While much is known generally about risk perception and communication,[4] these topics have been less well addressed for vulnerable populations, particularly as they relate to emergency preparedness.[1] Yet the outcomes of recent public health events and other emergencies suggest that the unique characteristics of vulnerable populations and the special needs of these groups are not being adequately addressed by traditional emergency preparedness plans. For example, Hurricane Katrina left 5,000 children without their families.[5] In addition, less than 30 percent of a sheltered population had access to American Sign Language interpreters so that individuals with hearing impairment had no ability to receive information about risks and recovery.[6] These circumstances highlight the need for special attention to vulnerable populations before, during, and after public health emergencies.[7]

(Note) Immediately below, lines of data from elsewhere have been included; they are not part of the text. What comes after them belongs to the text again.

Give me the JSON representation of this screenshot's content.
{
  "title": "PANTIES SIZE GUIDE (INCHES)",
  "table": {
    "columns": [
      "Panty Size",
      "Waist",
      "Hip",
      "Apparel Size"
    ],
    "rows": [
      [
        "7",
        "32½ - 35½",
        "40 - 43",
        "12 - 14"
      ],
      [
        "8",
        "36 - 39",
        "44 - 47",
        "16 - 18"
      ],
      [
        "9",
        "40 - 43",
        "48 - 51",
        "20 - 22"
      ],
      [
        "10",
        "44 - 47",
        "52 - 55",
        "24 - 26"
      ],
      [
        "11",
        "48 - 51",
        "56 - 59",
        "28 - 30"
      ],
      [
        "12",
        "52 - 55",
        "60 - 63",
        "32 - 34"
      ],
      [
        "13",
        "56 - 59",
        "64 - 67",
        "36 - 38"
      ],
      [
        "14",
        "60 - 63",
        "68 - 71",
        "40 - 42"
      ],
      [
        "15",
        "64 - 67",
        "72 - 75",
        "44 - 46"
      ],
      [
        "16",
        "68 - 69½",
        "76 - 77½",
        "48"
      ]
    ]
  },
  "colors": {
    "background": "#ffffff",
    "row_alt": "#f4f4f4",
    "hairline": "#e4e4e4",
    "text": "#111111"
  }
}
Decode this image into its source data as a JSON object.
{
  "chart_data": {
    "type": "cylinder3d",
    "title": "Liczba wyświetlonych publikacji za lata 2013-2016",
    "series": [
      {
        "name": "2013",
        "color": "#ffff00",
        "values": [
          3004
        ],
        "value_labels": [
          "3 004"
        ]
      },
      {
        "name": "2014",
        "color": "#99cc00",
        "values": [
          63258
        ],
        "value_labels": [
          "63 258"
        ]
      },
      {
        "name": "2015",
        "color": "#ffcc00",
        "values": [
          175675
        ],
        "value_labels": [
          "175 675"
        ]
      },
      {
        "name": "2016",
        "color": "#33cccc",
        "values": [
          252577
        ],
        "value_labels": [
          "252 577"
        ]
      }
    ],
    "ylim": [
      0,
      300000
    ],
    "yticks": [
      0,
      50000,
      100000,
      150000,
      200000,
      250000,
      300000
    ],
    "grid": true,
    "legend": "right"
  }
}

To support the efforts of public health emergency planners and responders working to successfully address the communication-related needs of vulnerable populations, we conducted a literature review in response to Task Order 07EASPE000074 to identify promising risk communication approaches and messaging strategies that address the communication limitations or barriers facing vulnerable populations before, during, and after a public health emergency. Our review (Task 3) had three aims:

  1. Describe promising communication strategies for public health emergency risk communication with vulnerable populations.

  2. Summarize the quality and content of the peer-reviewed literature and relevant statutes and regulations addressing public health emergency risk communication with vulnerable populations for all stages of emergency preparedness.

  3. Identify gaps in the literature.

For the purposes of this project, we focus on risk communication that includes actionable information related to public health emergency preparedness (PHEP), response, and recovery for vulnerable populations. That is, in keeping with previous definitions of risk communication (See [8]) this review addressed public health emergency communication for vulnerable populations that does not simply describe the nature or consequences of a risk, but rather that provides information on how to prepare for, protect against, or respond to the risk. Such risk communication may include press releases, emergency-related print materials, interactive preparedness websites, and other communications that convey actionable risk-related information.

This literature review informed the development of a compendium of communication materials (Task 4) and case studies of sites with promising approaches to risk communication for vulnerable populations (Task 5). In addition, this review lays a foundation for the final report for this project.